Sözlerin anlaşılmıyor
Bu başlık ve konusu çalışmamızın doğrudan konusu değil, dolaylı olarak alâkalı olduğu için kısmen temas edilecek.
İşte Nokta Risalesi’nde şöyle der:
“Bir bahçeye girsem iyisini intihab ederim. Koparmasından zahmet çeksem hoşlanırım. Çürüğünü, yetişmemişini görsem “Huz mâ safâ” (safa vereni al) derim. Muhataplarımı da öyle arzu ederim.
Derler: “Sözlerin iyi anlaşılmıyor?”
Bilirim ki, kâh minare başında, kâh kuyu dibinde konuşuyorum. Neyleyeyim, zuhurat öyle. Şuaat ve şu kitapta mütekellim, âciz kalbimdir. Muhatap, âsi nefsimdir.[2]
“Risale-i Nur’un mesaili, ilimle, fikirle, niyetle ve kastî bir ihtiyarla değil; ekseriyet-i mutlaka ile sünuhat, zuhurat, ihtarat ile oluyor.”[3]
Sünuhat, akla ve kalbe birden doğan manalara denir. Tuluat: Hazırlıksız olarak birden kalbe gelen manalara ve ilhamlara denir. Zuhurat ise; bir mana ve hakikatin akıl ve kalpte birden belirmesi ve aşikâr olmasına denir. Birden meydana gelen, hesapta olmayan şeyler. Zuhurat, sünuhatın biraz daha kuvvetli halidir. İhtar: Allah’ın, kuluna, hata ve yanlışlarını kuvvetli bir şekilde hatırlatmasıdır. Vahiy değildir, ama ona yakın bir manası vardır.
Mehmet Çetin
24.12.2022 Yeni Foça İzmir
[1] Said Nursi, Şualar (2017), s. 160
[2] Said Nursi, Mesnevî-i Nuriye (2017), s. 266
[3] Said Nursi, Kastamonu Lâhikası (2017), s. 218 (125. Mektub)
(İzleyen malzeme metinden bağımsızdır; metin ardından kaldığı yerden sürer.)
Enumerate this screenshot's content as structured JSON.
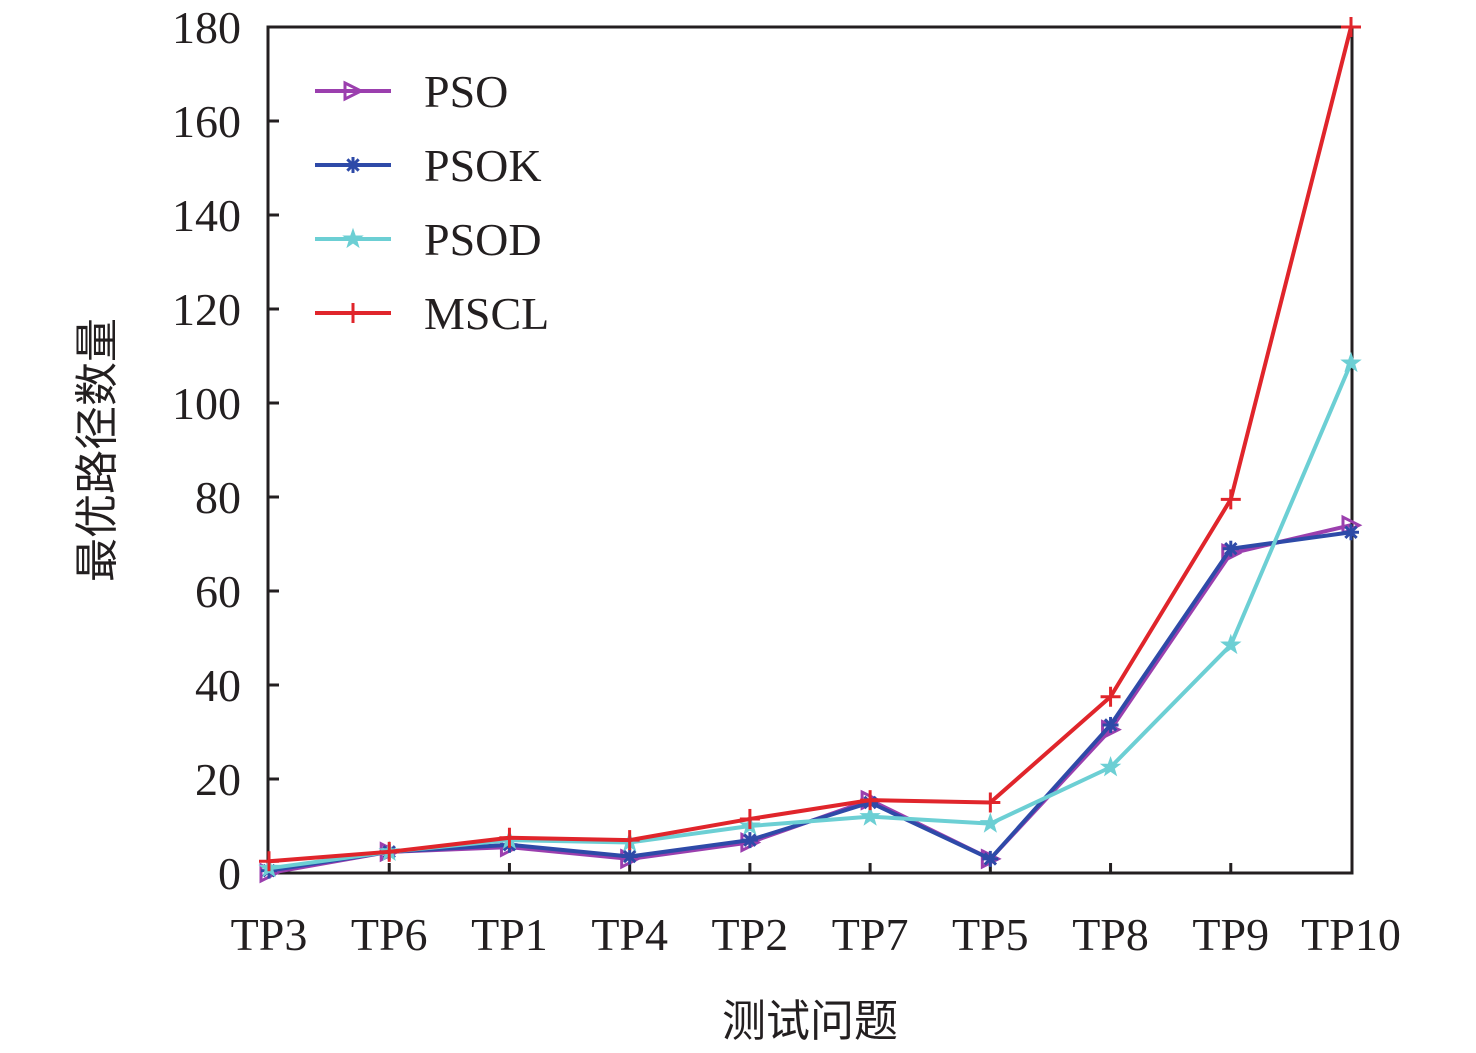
{
  "chart_data": {
    "type": "line",
    "title": "",
    "xlabel": "测试问题",
    "ylabel": "最优路径数量",
    "categories": [
      "TP3",
      "TP6",
      "TP1",
      "TP4",
      "TP2",
      "TP7",
      "TP5",
      "TP8",
      "TP9",
      "TP10"
    ],
    "ylim": [
      0,
      180
    ],
    "yticks": [
      0,
      20,
      40,
      60,
      80,
      100,
      120,
      140,
      160,
      180
    ],
    "grid": false,
    "legend_position": "top-left",
    "series": [
      {
        "name": "PSO",
        "color": "#9b3fae",
        "marker": "triangle-right",
        "values": [
          0,
          4.5,
          5.5,
          3,
          6.5,
          15.5,
          3,
          30.5,
          68,
          74
        ]
      },
      {
        "name": "PSOK",
        "color": "#2e4aa8",
        "marker": "asterisk",
        "values": [
          0.5,
          4.5,
          6,
          3.5,
          7,
          15,
          3,
          31.5,
          69,
          72.5
        ]
      },
      {
        "name": "PSOD",
        "color": "#6ccfd4",
        "marker": "star",
        "values": [
          1,
          4.5,
          7,
          6.5,
          10,
          12,
          10.5,
          22.5,
          48.5,
          108.5
        ]
      },
      {
        "name": "MSCL",
        "color": "#e0252b",
        "marker": "plus",
        "values": [
          2.5,
          4.5,
          7.5,
          7,
          11.5,
          15.5,
          15,
          37.5,
          79.5,
          180
        ]
      }
    ]
  }
}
Refet Kalyoncu Ağabeyin yorumudur
1)”ve sâir kelâmları ona yetişememesi ve bir derece benzememesi”
*
2) ” İhtarat: “… Vahiy değildir, ama ona yakın bir manası vardır.”
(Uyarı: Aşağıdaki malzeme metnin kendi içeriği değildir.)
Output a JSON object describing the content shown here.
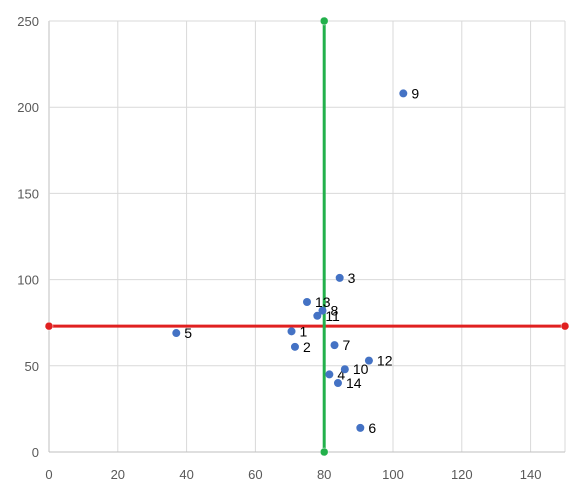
{
  "chart_data": {
    "type": "scatter",
    "title": "",
    "xlabel": "",
    "ylabel": "",
    "xlim": [
      0,
      150
    ],
    "ylim": [
      0,
      250
    ],
    "x_ticks": [
      0,
      20,
      40,
      60,
      80,
      100,
      120,
      140
    ],
    "y_ticks": [
      0,
      50,
      100,
      150,
      200,
      250
    ],
    "grid": true,
    "legend": "none",
    "point_color": "#4472C4",
    "points": [
      {
        "label": "1",
        "x": 70.5,
        "y": 70
      },
      {
        "label": "2",
        "x": 71.5,
        "y": 61
      },
      {
        "label": "3",
        "x": 84.5,
        "y": 101
      },
      {
        "label": "4",
        "x": 81.5,
        "y": 45
      },
      {
        "label": "5",
        "x": 37,
        "y": 69
      },
      {
        "label": "6",
        "x": 90.5,
        "y": 14
      },
      {
        "label": "7",
        "x": 83,
        "y": 62
      },
      {
        "label": "8",
        "x": 79.5,
        "y": 82
      },
      {
        "label": "9",
        "x": 103,
        "y": 208
      },
      {
        "label": "10",
        "x": 86,
        "y": 48
      },
      {
        "label": "11",
        "x": 78,
        "y": 79
      },
      {
        "label": "12",
        "x": 93,
        "y": 53
      },
      {
        "label": "13",
        "x": 75,
        "y": 87
      },
      {
        "label": "14",
        "x": 84,
        "y": 40
      }
    ],
    "reference_lines": [
      {
        "orientation": "horizontal",
        "value": 73,
        "color": "#E02020"
      },
      {
        "orientation": "vertical",
        "value": 80,
        "color": "#22B04B"
      }
    ]
  }
}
Değerli paylaşım için teşekkür ederim, fakat bu iki hükmü te’lifte azce düştüm..
Selâm ve hürmetle..
***
Ağabey:
Bahsettiğiniz iki husus için teşekkürler.
Bu vesile ile yaptığım tashih notları şöyledir:
1.Bu çalışmamız doğrudan bu metni mütalâa olmamakla beraber yanlış anlamaya sebebiyet vermemesi için şu ifadeye kısmî izah gerekecek şöyle ki:
Metinde geçen “ve sâir kelâmları ona yetişememesi ve bir derece benzememesi” ifadesinden, Resul-i Ekrem’in (asm), ifadeleri, kelâmları olarak anlaşılıyor. Hiçbir hadis, ayete yetişemez, manasında.
Diğer meseleye de şu ifadeyi ekledim: ki, nice ihtaratın muhtevası ayet veya hadis kaynaklıdır.